The problem with chemotherapy is that it acts on all cells in the body and as mentioned before, especially on frequently dividing cells. This is problematic, as white blood cells which are a part of the body’s natural defence system, are also killed by chemotherapy. Thus, chemotherapy often leads to a condition called immune-suppression, which means that the body’s defence system against microbes and viruses is limited due to the extensive loss of white blood cells. Suppression of the immune system can weaken the body’s general health condition significantly which is why chemotherapy is often difficultly tolerated. Immune suppression due to chemotherapy can have serious side effects and sometimes even fatal consequences.

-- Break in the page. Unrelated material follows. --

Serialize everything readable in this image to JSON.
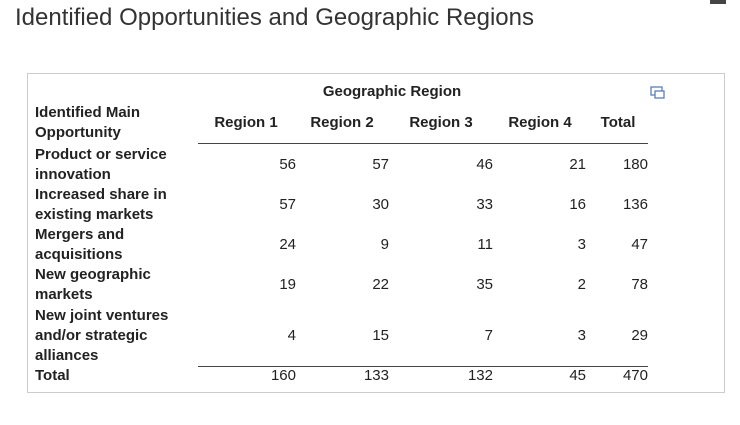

One of the most common side effects of chemotherapy is severe fatigue and nausea. These side effects can be held down with regular moderate exercise during cancer-treatment periods. Studies have shown that patients who regularly exercise during treatments with chemotherapy experience 40-50% lesser fatigue. Also, exercise strengthens the immune system, the muscles, bones and tendons of the body, which are often weakened by the cell-killing actions of chemotherapy or through a cancer-surgery. Exercise also helps you keep a stable and controlled weight. Weight is an important factor when it comes to cancer as weight loss can weaken the body’s tolerability against the cancer, while weight gain due to increased body fat has shown to increase the risk of cancer recurrence.

All types of exercise are beneficial but especially cardio exercise has great effects on the body’s general health condition. Cardio excise is the name used for all types of workouts that strengthen the heart – for example walking or running. Since chemotherapy is cardio-toxic (which means it harms the heart and its function) it is important to maintain a healthy heart as much as possible.

The benefits of regular exercise, especially when undergoing chemotherapy treatment, are therefore numerable. It is always important to keep in mind that lifestyle choices can affect both the risk of getting certain types of cancer, but also how the cancer-treatment periods are tolerated. Exercise and healthy lifestyle choices are the cornerstone in cancer prevention and in the fight against the side effects caused by chemotherapy.